Fyctia
Celle qui tient la glace 9
Oak fumait une cigarette, assise sur les marches d’escalier de sa maison — l’ancien bureau de poste de Ny-Ålesund, datant de l’époque où la station accueillait encore plus d’une centaine de personnes toute l’année. Elle releva les yeux lorsque Angad vint la trouver.
« Vous êtes Mohawk, alors. »
Il l’avait entendue l’évoquer avec un de ses collègues chasseurs, à table ce jour-là.

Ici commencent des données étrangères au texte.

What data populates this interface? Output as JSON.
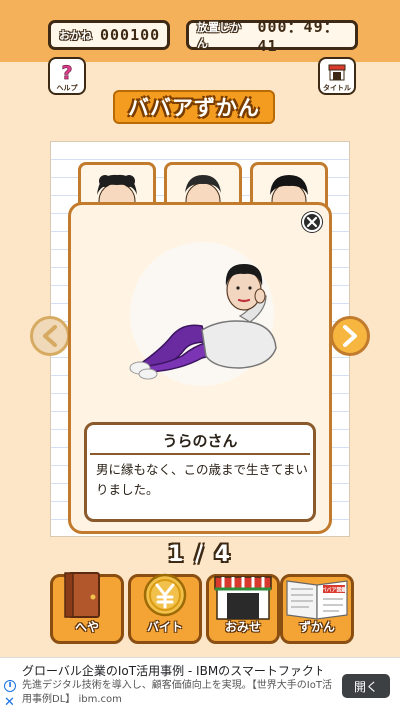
{
  "status": {
    "money_label": "おかね",
    "money_value": "000100",
    "time_label": "放置じかん",
    "time_value": "000：49：41"
  },
  "buttons": {
    "help_label": "ヘルプ",
    "title_label": "タイトル"
  },
  "banner": {
    "title": "ババアずかん"
  },
  "detail": {
    "name": "うらのさん",
    "description": "男に縁もなく、この歳まで生きてまいりました。"
  },
  "pager": {
    "text": "1 / 4"
  },
  "nav": [
    {
      "label": "へや",
      "icon": "door-icon"
    },
    {
      "label": "バイト",
      "icon": "yen-coin-icon"
    },
    {
      "label": "おみせ",
      "icon": "shop-icon"
    },
    {
      "label": "ずかん",
      "icon": "book-icon"
    }
  ],
  "nav_book_cover_text": "ババア図鑑",
  "ad": {
    "headline": "グローバル企業のIoT活用事例 - IBMのスマートファクトリー",
    "body": "先進デジタル技術を導入し、顧客価値向上を実現。【世界大手のIoT活用事例DL】 ibm.com",
    "cta": "開く"
  },
  "colors": {
    "top_bar": "#f5b15a",
    "background": "#fde6c7",
    "accent_orange": "#f39c1f",
    "frame_brown": "#c27a2c"
  }
}
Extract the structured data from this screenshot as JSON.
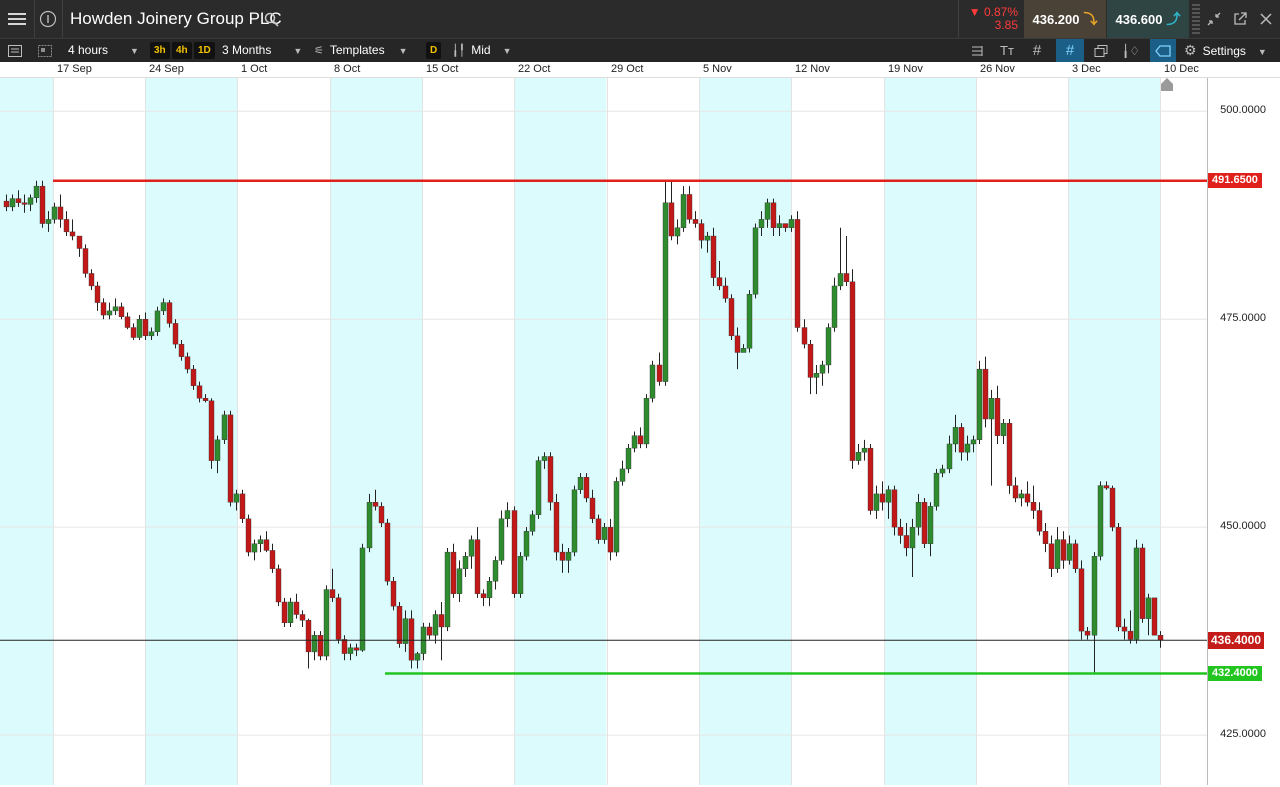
{
  "header": {
    "menu_icon": "hamburger-icon",
    "info_icon": "info-icon",
    "instrument_name": "Howden Joinery Group PLC",
    "change_percent": "▼ 0.87%",
    "change_value": "3.85",
    "sell_price": "436.200",
    "buy_price": "436.600",
    "window_icons": [
      "minimize-chart-icon",
      "popout-icon",
      "close-icon"
    ]
  },
  "toolbar": {
    "interval": "4 hours",
    "quick_intervals": [
      "3h",
      "4h",
      "1D"
    ],
    "range": "3 Months",
    "templates": "Templates",
    "d_badge": "D",
    "price_type": "Mid",
    "settings": "Settings"
  },
  "chart_data": {
    "type": "candlestick",
    "date_labels": [
      "17 Sep",
      "24 Sep",
      "1 Oct",
      "8 Oct",
      "15 Oct",
      "22 Oct",
      "29 Oct",
      "5 Nov",
      "12 Nov",
      "19 Nov",
      "26 Nov",
      "3 Dec",
      "10 Dec"
    ],
    "price_labels": [
      "500.0000",
      "475.0000",
      "450.0000",
      "425.0000"
    ],
    "price_ticks": [
      500,
      475,
      450,
      425
    ],
    "ylim": [
      419.0,
      504.0
    ],
    "resistance_line": {
      "value": 491.65,
      "label": "491.6500",
      "color": "#e0201b"
    },
    "support_line": {
      "value": 432.4,
      "label": "432.4000",
      "color": "#22c41f"
    },
    "current_price": {
      "value": 436.4,
      "label": "436.4000",
      "color": "#c41b1b"
    },
    "up_color": "#2e8b2e",
    "down_color": "#c21818",
    "shade_color": "#dcfbfc",
    "candles": [
      [
        489.2,
        490.0,
        488.0,
        488.5
      ],
      [
        488.5,
        490.0,
        488.0,
        489.5
      ],
      [
        489.5,
        490.5,
        488.5,
        489.0
      ],
      [
        489.0,
        490.0,
        487.8,
        488.8
      ],
      [
        488.8,
        490.0,
        488.0,
        489.6
      ],
      [
        489.6,
        491.65,
        489.0,
        491.0
      ],
      [
        491.0,
        491.65,
        486.0,
        486.5
      ],
      [
        486.5,
        488.0,
        485.5,
        487.0
      ],
      [
        487.0,
        489.0,
        486.5,
        488.5
      ],
      [
        488.5,
        490.0,
        486.0,
        487.0
      ],
      [
        487.0,
        488.0,
        485.0,
        485.5
      ],
      [
        485.5,
        487.0,
        484.5,
        485.0
      ],
      [
        485.0,
        484.5,
        482.5,
        483.5
      ],
      [
        483.5,
        484.0,
        480.0,
        480.5
      ],
      [
        480.5,
        481.0,
        478.5,
        479.0
      ],
      [
        479.0,
        479.5,
        476.0,
        477.0
      ],
      [
        477.0,
        477.5,
        475.0,
        475.5
      ],
      [
        475.5,
        477.0,
        475.0,
        476.0
      ],
      [
        476.0,
        477.5,
        475.5,
        476.5
      ],
      [
        476.5,
        477.0,
        475.0,
        475.3
      ],
      [
        475.3,
        475.8,
        473.8,
        474.0
      ],
      [
        474.0,
        474.5,
        472.5,
        472.8
      ],
      [
        472.8,
        475.5,
        472.5,
        475.0
      ],
      [
        475.0,
        475.8,
        472.5,
        473.0
      ],
      [
        473.0,
        474.0,
        472.5,
        473.5
      ],
      [
        473.5,
        476.5,
        473.0,
        476.0
      ],
      [
        476.0,
        477.5,
        475.5,
        477.0
      ],
      [
        477.0,
        477.3,
        474.0,
        474.5
      ],
      [
        474.5,
        475.0,
        471.5,
        472.0
      ],
      [
        472.0,
        472.5,
        470.0,
        470.5
      ],
      [
        470.5,
        471.0,
        468.5,
        469.0
      ],
      [
        469.0,
        469.5,
        466.5,
        467.0
      ],
      [
        467.0,
        467.5,
        465.0,
        465.5
      ],
      [
        465.5,
        466.0,
        465.0,
        465.2
      ],
      [
        465.2,
        465.5,
        457.0,
        458.0
      ],
      [
        458.0,
        461.0,
        456.5,
        460.5
      ],
      [
        460.5,
        464.0,
        460.0,
        463.5
      ],
      [
        463.5,
        464.0,
        452.5,
        453.0
      ],
      [
        453.0,
        454.5,
        452.0,
        454.0
      ],
      [
        454.0,
        454.5,
        450.5,
        451.0
      ],
      [
        451.0,
        451.5,
        446.5,
        447.0
      ],
      [
        447.0,
        448.5,
        446.0,
        448.0
      ],
      [
        448.0,
        449.0,
        447.0,
        448.5
      ],
      [
        448.5,
        449.5,
        447.0,
        447.2
      ],
      [
        447.2,
        448.0,
        444.5,
        445.0
      ],
      [
        445.0,
        445.5,
        440.5,
        441.0
      ],
      [
        441.0,
        441.5,
        438.0,
        438.5
      ],
      [
        438.5,
        441.5,
        438.0,
        441.0
      ],
      [
        441.0,
        442.0,
        439.0,
        439.5
      ],
      [
        439.5,
        440.0,
        438.0,
        438.8
      ],
      [
        438.8,
        439.0,
        433.0,
        435.0
      ],
      [
        435.0,
        437.5,
        434.0,
        437.0
      ],
      [
        437.0,
        437.5,
        434.0,
        434.5
      ],
      [
        434.5,
        443.0,
        434.0,
        442.5
      ],
      [
        442.5,
        445.0,
        441.0,
        441.5
      ],
      [
        441.5,
        442.0,
        436.0,
        436.5
      ],
      [
        436.5,
        437.0,
        434.0,
        434.8
      ],
      [
        434.8,
        436.0,
        434.0,
        435.5
      ],
      [
        435.5,
        436.0,
        434.5,
        435.2
      ],
      [
        435.2,
        448.0,
        435.0,
        447.5
      ],
      [
        447.5,
        454.0,
        447.0,
        453.0
      ],
      [
        453.0,
        454.5,
        452.0,
        452.5
      ],
      [
        452.5,
        453.0,
        450.0,
        450.5
      ],
      [
        450.5,
        451.0,
        443.0,
        443.5
      ],
      [
        443.5,
        444.0,
        440.0,
        440.5
      ],
      [
        440.5,
        441.0,
        435.5,
        436.0
      ],
      [
        436.0,
        440.0,
        435.0,
        439.0
      ],
      [
        439.0,
        440.0,
        433.0,
        434.0
      ],
      [
        434.0,
        435.0,
        433.0,
        434.8
      ],
      [
        434.8,
        438.5,
        434.0,
        438.0
      ],
      [
        438.0,
        438.5,
        436.5,
        437.0
      ],
      [
        437.0,
        440.0,
        436.0,
        439.5
      ],
      [
        439.5,
        441.0,
        434.0,
        438.0
      ],
      [
        438.0,
        447.5,
        437.5,
        447.0
      ],
      [
        447.0,
        448.0,
        441.5,
        442.0
      ],
      [
        442.0,
        446.0,
        441.0,
        445.0
      ],
      [
        445.0,
        447.0,
        444.0,
        446.5
      ],
      [
        446.5,
        449.0,
        445.0,
        448.5
      ],
      [
        448.5,
        450.0,
        441.5,
        442.0
      ],
      [
        442.0,
        442.5,
        440.5,
        441.5
      ],
      [
        441.5,
        444.0,
        440.5,
        443.5
      ],
      [
        443.5,
        446.5,
        442.5,
        446.0
      ],
      [
        446.0,
        452.0,
        445.5,
        451.0
      ],
      [
        451.0,
        453.0,
        450.0,
        452.0
      ],
      [
        452.0,
        452.5,
        441.5,
        442.0
      ],
      [
        442.0,
        447.0,
        441.5,
        446.5
      ],
      [
        446.5,
        450.0,
        446.0,
        449.5
      ],
      [
        449.5,
        452.0,
        449.0,
        451.5
      ],
      [
        451.5,
        458.5,
        451.0,
        458.0
      ],
      [
        458.0,
        459.0,
        457.0,
        458.5
      ],
      [
        458.5,
        459.0,
        452.0,
        453.0
      ],
      [
        453.0,
        454.0,
        446.0,
        447.0
      ],
      [
        447.0,
        448.0,
        444.5,
        446.0
      ],
      [
        446.0,
        447.5,
        444.5,
        447.0
      ],
      [
        447.0,
        455.0,
        446.5,
        454.5
      ],
      [
        454.5,
        456.5,
        454.0,
        456.0
      ],
      [
        456.0,
        456.5,
        453.0,
        453.5
      ],
      [
        453.5,
        454.5,
        450.5,
        451.0
      ],
      [
        451.0,
        451.5,
        448.0,
        448.5
      ],
      [
        448.5,
        450.5,
        448.0,
        450.0
      ],
      [
        450.0,
        451.0,
        446.0,
        447.0
      ],
      [
        447.0,
        456.0,
        446.5,
        455.5
      ],
      [
        455.5,
        458.0,
        455.0,
        457.0
      ],
      [
        457.0,
        460.0,
        456.5,
        459.5
      ],
      [
        459.5,
        461.5,
        459.0,
        461.0
      ],
      [
        461.0,
        462.0,
        459.5,
        460.0
      ],
      [
        460.0,
        466.0,
        459.5,
        465.5
      ],
      [
        465.5,
        470.0,
        465.0,
        469.5
      ],
      [
        469.5,
        471.0,
        467.0,
        467.5
      ],
      [
        467.5,
        491.5,
        467.0,
        489.0
      ],
      [
        489.0,
        491.5,
        484.5,
        485.0
      ],
      [
        485.0,
        487.0,
        484.0,
        486.0
      ],
      [
        486.0,
        491.0,
        485.5,
        490.0
      ],
      [
        490.0,
        491.0,
        486.5,
        487.0
      ],
      [
        487.0,
        488.0,
        486.0,
        486.5
      ],
      [
        486.5,
        487.0,
        483.5,
        484.5
      ],
      [
        484.5,
        485.5,
        483.0,
        485.0
      ],
      [
        485.0,
        486.0,
        479.0,
        480.0
      ],
      [
        480.0,
        482.0,
        478.5,
        479.0
      ],
      [
        479.0,
        480.0,
        477.0,
        477.5
      ],
      [
        477.5,
        478.0,
        472.5,
        473.0
      ],
      [
        473.0,
        474.0,
        469.0,
        471.0
      ],
      [
        471.0,
        472.0,
        471.0,
        471.5
      ],
      [
        471.5,
        478.5,
        471.0,
        478.0
      ],
      [
        478.0,
        486.5,
        477.5,
        486.0
      ],
      [
        486.0,
        488.0,
        485.0,
        487.0
      ],
      [
        487.0,
        489.5,
        486.0,
        489.0
      ],
      [
        489.0,
        489.5,
        485.0,
        486.0
      ],
      [
        486.0,
        487.5,
        485.0,
        486.5
      ],
      [
        486.5,
        486.5,
        485.5,
        486.0
      ],
      [
        486.0,
        487.5,
        485.5,
        487.0
      ],
      [
        487.0,
        488.0,
        473.5,
        474.0
      ],
      [
        474.0,
        475.0,
        471.5,
        472.0
      ],
      [
        472.0,
        472.5,
        466.0,
        468.0
      ],
      [
        468.0,
        469.5,
        466.0,
        468.5
      ],
      [
        468.5,
        470.0,
        467.0,
        469.5
      ],
      [
        469.5,
        474.5,
        468.5,
        474.0
      ],
      [
        474.0,
        480.0,
        473.5,
        479.0
      ],
      [
        479.0,
        486.0,
        478.5,
        480.5
      ],
      [
        480.5,
        485.0,
        479.0,
        479.5
      ],
      [
        479.5,
        481.0,
        457.0,
        458.0
      ],
      [
        458.0,
        460.0,
        457.5,
        459.0
      ],
      [
        459.0,
        460.5,
        458.0,
        459.5
      ],
      [
        459.5,
        460.0,
        451.5,
        452.0
      ],
      [
        452.0,
        455.0,
        451.0,
        454.0
      ],
      [
        454.0,
        455.5,
        452.0,
        453.0
      ],
      [
        453.0,
        455.0,
        451.0,
        454.5
      ],
      [
        454.5,
        455.0,
        449.0,
        450.0
      ],
      [
        450.0,
        451.0,
        448.0,
        449.0
      ],
      [
        449.0,
        450.5,
        446.5,
        447.5
      ],
      [
        447.5,
        451.0,
        444.0,
        450.0
      ],
      [
        450.0,
        454.0,
        449.0,
        453.0
      ],
      [
        453.0,
        453.5,
        447.5,
        448.0
      ],
      [
        448.0,
        453.0,
        446.5,
        452.5
      ],
      [
        452.5,
        457.0,
        452.0,
        456.5
      ],
      [
        456.5,
        457.5,
        456.0,
        457.0
      ],
      [
        457.0,
        461.0,
        456.5,
        460.0
      ],
      [
        460.0,
        463.5,
        459.0,
        462.0
      ],
      [
        462.0,
        462.5,
        458.0,
        459.0
      ],
      [
        459.0,
        461.0,
        458.0,
        460.0
      ],
      [
        460.0,
        461.0,
        459.0,
        460.5
      ],
      [
        460.5,
        470.0,
        460.0,
        469.0
      ],
      [
        469.0,
        470.5,
        462.0,
        463.0
      ],
      [
        463.0,
        466.5,
        455.0,
        465.5
      ],
      [
        465.5,
        467.0,
        460.0,
        461.0
      ],
      [
        461.0,
        463.0,
        460.0,
        462.5
      ],
      [
        462.5,
        463.0,
        454.0,
        455.0
      ],
      [
        455.0,
        456.0,
        453.0,
        453.5
      ],
      [
        453.5,
        454.5,
        452.5,
        454.0
      ],
      [
        454.0,
        455.5,
        452.5,
        453.0
      ],
      [
        453.0,
        455.0,
        451.0,
        452.0
      ],
      [
        452.0,
        453.0,
        449.0,
        449.5
      ],
      [
        449.5,
        450.5,
        447.0,
        448.0
      ],
      [
        448.0,
        449.0,
        444.0,
        445.0
      ],
      [
        445.0,
        450.0,
        444.5,
        448.5
      ],
      [
        448.5,
        449.5,
        445.0,
        446.0
      ],
      [
        446.0,
        449.0,
        445.5,
        448.0
      ],
      [
        448.0,
        448.5,
        444.5,
        445.0
      ],
      [
        445.0,
        446.0,
        436.5,
        437.5
      ],
      [
        437.5,
        438.0,
        436.5,
        437.0
      ],
      [
        437.0,
        447.0,
        432.5,
        446.5
      ],
      [
        446.5,
        455.5,
        446.0,
        455.0
      ],
      [
        455.0,
        455.5,
        454.5,
        454.7
      ],
      [
        454.7,
        455.0,
        449.5,
        450.0
      ],
      [
        450.0,
        450.5,
        437.5,
        438.0
      ],
      [
        438.0,
        439.0,
        436.5,
        437.5
      ],
      [
        437.5,
        440.0,
        436.0,
        436.5
      ],
      [
        436.5,
        448.5,
        436.0,
        447.5
      ],
      [
        447.5,
        448.0,
        438.5,
        439.0
      ],
      [
        439.0,
        442.0,
        437.0,
        441.5
      ],
      [
        441.5,
        441.5,
        437.0,
        437.0
      ],
      [
        437.0,
        437.5,
        435.5,
        436.4
      ]
    ]
  }
}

Elle répondit par un petit hochement de tête.
« J’osais pas demander.
- Pourquoi ? rétorqua-t-elle. Je mords pas.
- Alors, j’aimerais bien vous poser une question, si ça vous dérange pas ?
- Je suis pas ici pour donner un cours sur qui je suis, mais, ouais, vas-y, demande toujours.
- J’aimerais savoir si Oak, c’est votre nom, ou un surnom ?
- Un peu les deux. C’est le diminutif de mon nom de famille, Oakwood. Mon prénom, personne l’utilise ici, parce que personne est foutu de le prononcer correctement.
- Les autres ne prononcent pas bien le mien non plus, avoua-t-il.
- Ah bon ?
- Oui, vous les francophones vous le prononcez comme « en garde », et les anglophones comme « oh god », mais en réalité c’est « ann-gad ».
- Ann-gad, testa-t-elle.
- Voilà.
- Ok, je ferai mieux gaffe.
- En vrai, ça me dérange pas, en garde, c’est sympa aussi comme façon de dire. Le français, c’est une jolie langue, je trouve. J’y comprends rien, mais j’aime bien l’entendre. »
La lingua franca de la station était l’anglais, que tout le monde parlait couramment. Mais il arrivait qu’Oak discute en français avec Louise et Adama, les deux Parisiens, et avec Akseli, dont la mère était belge.
« Est-ce que vous parlez mohawk ?
- Oui, on appelle notre langue kanien’kéha, je la parle depuis ma naissance. Ma famille parle kanien’kéha et français, mais il y a plein de gens, chez moi, qui ne parlent que kanien’kéha.
- Vous voulez bien me dire quelque chose dans cette langue ?
- Ok, mais seulement si tu me réponds dans celle de chez toi.
- Deal.
- Iothó:re, Áhsire tesatwawén:'ek.
- Tussi cha peeni ? »
Ils sourirent simultanément.
« Qu’est-ce que ça voulait dire ? demanda-t-il le premier.
- Il fait très froid, mets-toi dans une couverture. »
Il rit.
« C’est sympa.
- Et toi ?
- J’ai demandé si vous aviez envie d’un thé, répondit-il.
- Ça aussi c’est sympa. C’était une vraie proposition ?
- Bien sûr. »
Il déposa la théière entre eux, après l’avoir servie, dans sa maison à lui cette fois. Oak, assise à sa table de salle à manger, hocha la tête, et leva légèrement sa tasse à son attention. Elle disait rarement merci, mais avait une façon propre de l’exprimer.
« Si vous m’expliquez comment on prononce votre prénom, je promets de faire en sorte de ne pas l’écorcher, reprit Angad.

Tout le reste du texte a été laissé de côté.